Improved access saved the team 20,000 hours in the first six months, worth an estimated £1 million. Overall, the digital twin will save approximately £15 million.
Winner – Reality Modelling
HDR: Diablo Dam Digital Twin Modelling
Location: Whatcom County, Washington, USA
After the overtopping of the dam in Oroville, California, Seattle City Light initiated major safety reviews of its six dams, including Diablo Dam on the Skagit River.
To improve survey safety and efficiency, as well as minimise risks inspecting the 160-foot-high dam amid a global pandemic, HDR’s team was asked to provide aerial drone services to supplement physical inspections. They wanted to use the captured data to create a digital twin model of the structure.
They selected ContextCapture and the Bentley iTwin platform to create a digital twin, accurate within two centimeters, from over 82 million survey points.
The team could merge architecture, engineering, and construction data with artificial intelligence across the lifecycle of the structure, identifying current and future maintenance and repair needs to ensure safety.

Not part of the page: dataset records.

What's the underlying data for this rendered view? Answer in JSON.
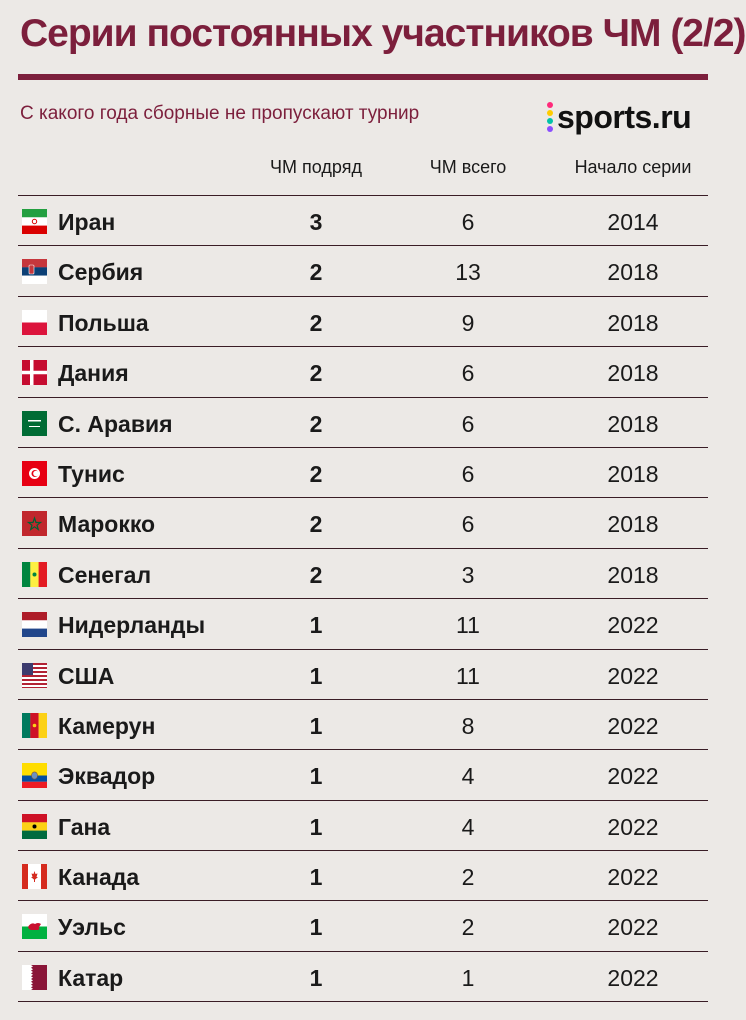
{
  "header": {
    "title": "Серии постоянных участников ЧМ (2/2)",
    "subtitle": "С какого года сборные не пропускают турнир",
    "brand": "sports.ru",
    "brand_dot_colors": [
      "#ff2a7a",
      "#ffcc00",
      "#00c2a8",
      "#8a4dff"
    ]
  },
  "columns": {
    "streak": "ЧМ подряд",
    "total": "ЧМ всего",
    "start": "Начало серии"
  },
  "colors": {
    "accent": "#7c1f3c",
    "background": "#ece9e6",
    "rule": "#3a1d26"
  },
  "rows": [
    {
      "country": "Иран",
      "flag_icon": "iran-flag-icon",
      "streak": "3",
      "total": "6",
      "start": "2014"
    },
    {
      "country": "Сербия",
      "flag_icon": "serbia-flag-icon",
      "streak": "2",
      "total": "13",
      "start": "2018"
    },
    {
      "country": "Польша",
      "flag_icon": "poland-flag-icon",
      "streak": "2",
      "total": "9",
      "start": "2018"
    },
    {
      "country": "Дания",
      "flag_icon": "denmark-flag-icon",
      "streak": "2",
      "total": "6",
      "start": "2018"
    },
    {
      "country": "С. Аравия",
      "flag_icon": "saudi-arabia-flag-icon",
      "streak": "2",
      "total": "6",
      "start": "2018"
    },
    {
      "country": "Тунис",
      "flag_icon": "tunisia-flag-icon",
      "streak": "2",
      "total": "6",
      "start": "2018"
    },
    {
      "country": "Марокко",
      "flag_icon": "morocco-flag-icon",
      "streak": "2",
      "total": "6",
      "start": "2018"
    },
    {
      "country": "Сенегал",
      "flag_icon": "senegal-flag-icon",
      "streak": "2",
      "total": "3",
      "start": "2018"
    },
    {
      "country": "Нидерланды",
      "flag_icon": "netherlands-flag-icon",
      "streak": "1",
      "total": "11",
      "start": "2022"
    },
    {
      "country": "США",
      "flag_icon": "usa-flag-icon",
      "streak": "1",
      "total": "11",
      "start": "2022"
    },
    {
      "country": "Камерун",
      "flag_icon": "cameroon-flag-icon",
      "streak": "1",
      "total": "8",
      "start": "2022"
    },
    {
      "country": "Эквадор",
      "flag_icon": "ecuador-flag-icon",
      "streak": "1",
      "total": "4",
      "start": "2022"
    },
    {
      "country": "Гана",
      "flag_icon": "ghana-flag-icon",
      "streak": "1",
      "total": "4",
      "start": "2022"
    },
    {
      "country": "Канада",
      "flag_icon": "canada-flag-icon",
      "streak": "1",
      "total": "2",
      "start": "2022"
    },
    {
      "country": "Уэльс",
      "flag_icon": "wales-flag-icon",
      "streak": "1",
      "total": "2",
      "start": "2022"
    },
    {
      "country": "Катар",
      "flag_icon": "qatar-flag-icon",
      "streak": "1",
      "total": "1",
      "start": "2022"
    }
  ]
}
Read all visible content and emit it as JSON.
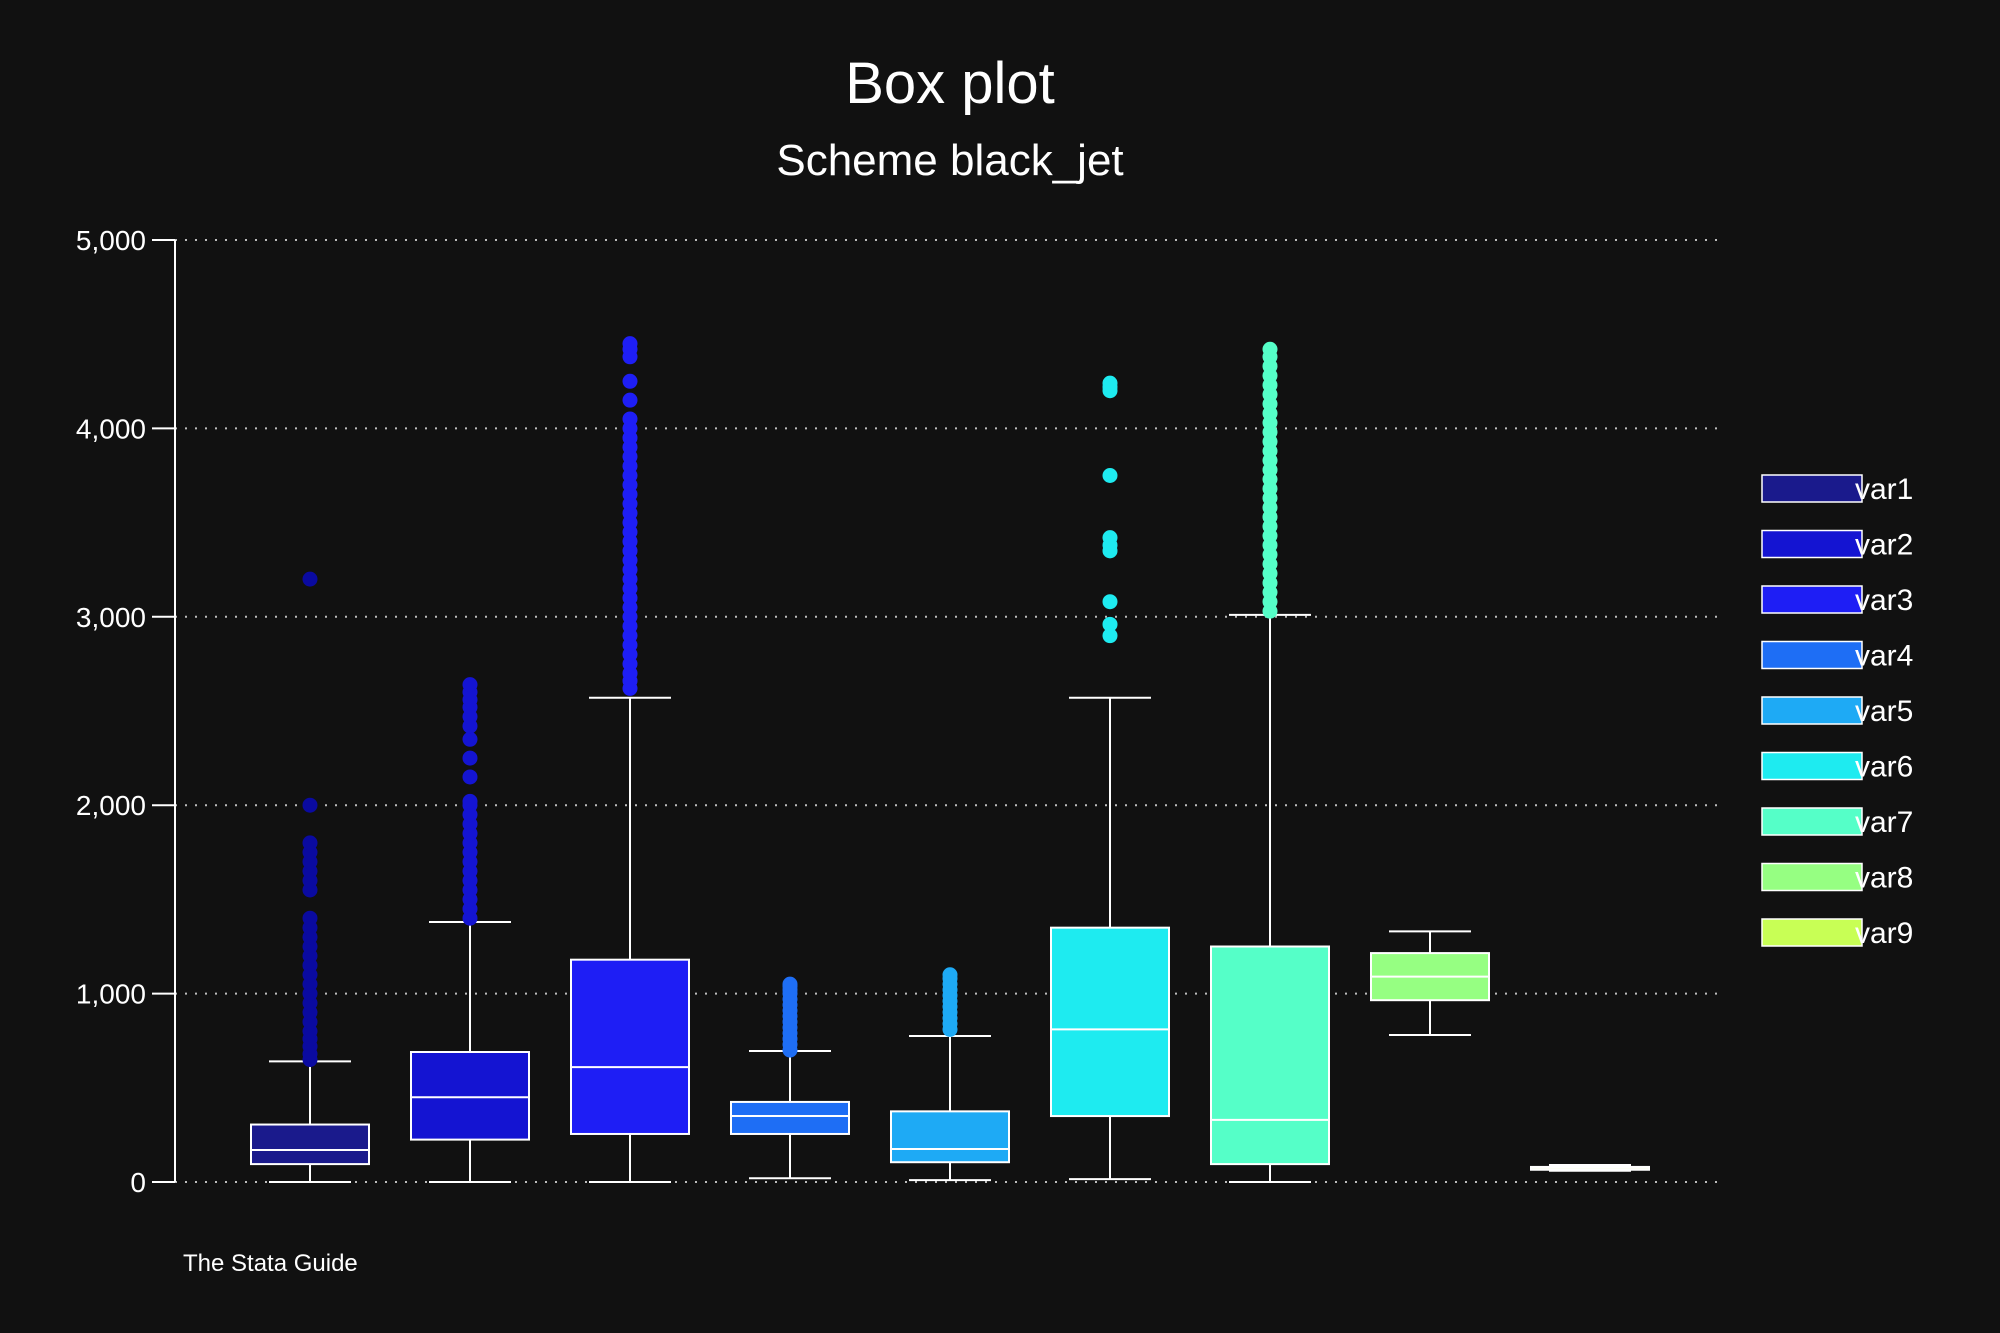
{
  "chart_data": {
    "type": "box",
    "title": "Box plot",
    "subtitle": "Scheme black_jet",
    "note": "The Stata Guide",
    "ylim": [
      0,
      5000
    ],
    "yticks": [
      0,
      1000,
      2000,
      3000,
      4000,
      5000
    ],
    "ytick_labels": [
      "0",
      "1,000",
      "2,000",
      "3,000",
      "4,000",
      "5,000"
    ],
    "grid": true,
    "legend_position": "right",
    "background": "#111111",
    "series": [
      {
        "name": "var1",
        "color": "#1a1a8c",
        "lw": 0,
        "q1": 95,
        "median": 170,
        "q3": 305,
        "uw": 640,
        "outliers": [
          650,
          680,
          720,
          760,
          800,
          850,
          900,
          950,
          1000,
          1050,
          1100,
          1150,
          1200,
          1250,
          1300,
          1350,
          1400,
          1550,
          1600,
          1650,
          1700,
          1750,
          1800,
          2000,
          3200
        ]
      },
      {
        "name": "var2",
        "color": "#1414d2",
        "lw": 0,
        "q1": 225,
        "median": 450,
        "q3": 690,
        "uw": 1380,
        "outliers": [
          1400,
          1450,
          1500,
          1550,
          1600,
          1650,
          1700,
          1750,
          1800,
          1850,
          1900,
          1950,
          2000,
          2020,
          2150,
          2250,
          2350,
          2420,
          2470,
          2520,
          2560,
          2600,
          2640
        ]
      },
      {
        "name": "var3",
        "color": "#1e1ef5",
        "lw": 0,
        "q1": 255,
        "median": 610,
        "q3": 1180,
        "uw": 2570,
        "outliers": [
          2620,
          2660,
          2700,
          2750,
          2800,
          2850,
          2900,
          2950,
          3000,
          3050,
          3100,
          3150,
          3200,
          3250,
          3300,
          3350,
          3400,
          3450,
          3500,
          3550,
          3600,
          3650,
          3700,
          3750,
          3800,
          3850,
          3900,
          3950,
          4000,
          4050,
          4150,
          4250,
          4380,
          4420,
          4450
        ]
      },
      {
        "name": "var4",
        "color": "#1e6ef5",
        "lw": 20,
        "q1": 255,
        "median": 350,
        "q3": 425,
        "uw": 695,
        "outliers": [
          700,
          730,
          760,
          790,
          820,
          850,
          880,
          910,
          940,
          970,
          1000,
          1020,
          1040,
          1050
        ]
      },
      {
        "name": "var5",
        "color": "#1eaaf5",
        "lw": 10,
        "q1": 105,
        "median": 175,
        "q3": 375,
        "uw": 775,
        "outliers": [
          810,
          840,
          870,
          900,
          930,
          960,
          990,
          1020,
          1050,
          1080,
          1100
        ]
      },
      {
        "name": "var6",
        "color": "#1eebf0",
        "lw": 15,
        "q1": 350,
        "median": 810,
        "q3": 1350,
        "uw": 2570,
        "outliers": [
          2900,
          2960,
          3080,
          3350,
          3380,
          3420,
          3750,
          4200,
          4220,
          4240
        ]
      },
      {
        "name": "var7",
        "color": "#55ffc8",
        "lw": 0,
        "q1": 95,
        "median": 330,
        "q3": 1250,
        "uw": 3010,
        "outliers": [
          3030,
          3080,
          3130,
          3180,
          3230,
          3280,
          3330,
          3380,
          3430,
          3480,
          3530,
          3580,
          3630,
          3680,
          3730,
          3780,
          3830,
          3880,
          3930,
          3980,
          4030,
          4080,
          4130,
          4180,
          4230,
          4280,
          4330,
          4380,
          4420
        ]
      },
      {
        "name": "var8",
        "color": "#96ff82",
        "lw": 780,
        "q1": 965,
        "median": 1090,
        "q3": 1215,
        "uw": 1330,
        "outliers": []
      },
      {
        "name": "var9",
        "color": "#c8ff55",
        "lw": 60,
        "q1": 65,
        "median": 75,
        "q3": 80,
        "uw": 90,
        "outliers": []
      }
    ]
  }
}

The digital twin provides a single reference point for the owner to understand the structure and reduce project costs, while increasing surveyor safety and facilitating decision-making.
Winner – Water, Wastewater, and Stormwater Networks
Companhia Águas de Joinville (CAJ): Contingency plan to ensure supply in the event of drought (Joinville-Santa Catarina)
Location: Santa Catarina, Brazil
The city of Joinville experienced its worst water crisis in 30 years. Responsible for supplying water and sanitation services to approximately 600,000 residents in the municipality, CAJ-Joinville Water Company initiated a project to develop a contingency plan to maintain water supply during worsening drought conditions. They evaluated three alternatives in the preliminary study. However, their initial solution yielded insufficient flow transfer, water shortages at the weakest points in the supply system, and a reduction in water transport efficiency. As a result, they needed to implement a more comprehensive study of the municipality’s entire network.
CAJ-Joinville Water Company used OpenFlows WaterGEMS to create a digital twin of the distribution system, modelling 285km of network. Using the hydraulic model to simulate a new contingency plan, they determined an optimal solution that guaranteed supply in the event of severe drought, while saving approximately BRL 4.5 million compared to their original proposal. The Bentley-based scenario improves flow efficiency, reduces pumping costs, and cuts energy consumption by 574 megawatts per year.